Appalachian Spring lasts for 35 minutes in a single movement, rather
than the 20-22 of the suite. Of course all the familiar material is here,
but in being spread over a greater time span, and interspersed with music
of significant unease and conflict, takes on a wider portrait of community
struggle. There is a feeling here that the victories really do have to be
won, such that when the famous 'big tune', the Shaker melody 'Simple Gifts'
expands through a series of neo-Baroque variations to an epic statement with
triumphant brass we are truly uplifted. Thomas takes his time, unfolding
his Americana with all the skill of a great musical dramatist who knows exactly
how to pace his story. There is a bigger and darker climax too, music which
in its menace allows for an ultimately more rewarding, for harder earned,
epilogue. Populist or otherwise, this music is at the very heart of modern
America, leading almost directly to such iconic scores as The Big
Country by Jerome Moross and The Magnificent Seven by Elmer Bernstein.
The suite eliminates the more 'filmic' parts of the work, but listening to
the finale third the influence is clear on every (good) action film score
we hear today.

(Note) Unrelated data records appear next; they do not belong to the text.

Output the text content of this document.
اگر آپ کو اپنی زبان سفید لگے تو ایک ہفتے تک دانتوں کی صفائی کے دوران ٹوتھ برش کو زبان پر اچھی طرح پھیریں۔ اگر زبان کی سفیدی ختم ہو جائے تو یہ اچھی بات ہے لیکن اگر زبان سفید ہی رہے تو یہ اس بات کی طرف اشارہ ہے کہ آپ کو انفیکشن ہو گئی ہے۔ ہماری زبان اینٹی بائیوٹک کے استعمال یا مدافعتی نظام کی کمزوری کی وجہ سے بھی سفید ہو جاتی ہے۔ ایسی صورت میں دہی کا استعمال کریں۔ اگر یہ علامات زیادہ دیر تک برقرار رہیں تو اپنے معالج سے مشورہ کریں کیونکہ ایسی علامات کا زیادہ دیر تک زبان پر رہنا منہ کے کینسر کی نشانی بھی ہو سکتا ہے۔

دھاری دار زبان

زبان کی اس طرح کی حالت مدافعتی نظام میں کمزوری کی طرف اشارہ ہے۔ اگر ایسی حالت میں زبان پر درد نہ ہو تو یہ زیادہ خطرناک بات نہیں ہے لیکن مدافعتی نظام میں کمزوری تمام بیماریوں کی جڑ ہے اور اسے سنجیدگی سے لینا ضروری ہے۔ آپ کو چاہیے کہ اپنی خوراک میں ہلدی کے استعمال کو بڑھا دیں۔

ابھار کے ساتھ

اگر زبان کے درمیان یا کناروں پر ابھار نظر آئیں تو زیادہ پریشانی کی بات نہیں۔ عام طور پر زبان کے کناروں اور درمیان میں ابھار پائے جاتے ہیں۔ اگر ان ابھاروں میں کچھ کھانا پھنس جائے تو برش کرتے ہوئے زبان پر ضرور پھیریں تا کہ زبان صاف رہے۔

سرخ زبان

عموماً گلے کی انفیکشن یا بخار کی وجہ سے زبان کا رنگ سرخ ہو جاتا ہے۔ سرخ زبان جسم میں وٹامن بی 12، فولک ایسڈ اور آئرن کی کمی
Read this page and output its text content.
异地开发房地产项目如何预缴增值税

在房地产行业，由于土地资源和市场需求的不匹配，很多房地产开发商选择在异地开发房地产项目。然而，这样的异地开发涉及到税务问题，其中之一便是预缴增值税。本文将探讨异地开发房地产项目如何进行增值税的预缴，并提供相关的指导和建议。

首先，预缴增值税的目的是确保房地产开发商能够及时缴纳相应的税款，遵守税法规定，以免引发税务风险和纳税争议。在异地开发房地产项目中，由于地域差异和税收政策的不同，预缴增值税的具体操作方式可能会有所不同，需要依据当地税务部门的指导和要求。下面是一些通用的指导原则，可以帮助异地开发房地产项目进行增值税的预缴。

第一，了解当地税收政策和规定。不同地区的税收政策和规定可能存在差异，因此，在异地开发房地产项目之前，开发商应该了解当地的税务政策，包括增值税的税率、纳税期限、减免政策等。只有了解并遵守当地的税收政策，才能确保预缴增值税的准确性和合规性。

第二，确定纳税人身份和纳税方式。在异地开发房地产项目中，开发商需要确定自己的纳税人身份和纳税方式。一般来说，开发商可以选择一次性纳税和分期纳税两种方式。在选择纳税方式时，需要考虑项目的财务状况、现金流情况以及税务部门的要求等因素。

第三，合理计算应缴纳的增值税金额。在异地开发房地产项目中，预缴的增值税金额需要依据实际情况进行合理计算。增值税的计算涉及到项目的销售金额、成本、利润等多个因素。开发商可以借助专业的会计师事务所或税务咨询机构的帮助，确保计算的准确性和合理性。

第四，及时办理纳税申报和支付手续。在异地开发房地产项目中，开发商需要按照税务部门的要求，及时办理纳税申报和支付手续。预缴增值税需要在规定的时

On this evidence, more really is more, and as the advertising
moguls might say, unless you've heard Appalachian Spring complete
you haven't heard Appalachian Spring at all!
Whether an admirer of Copland, Americana, or the wide open spaces of Jerry
Goldsmith and John Williams, this is an essential recording which should
please a wide musical constituency. One of the finest albums of the year.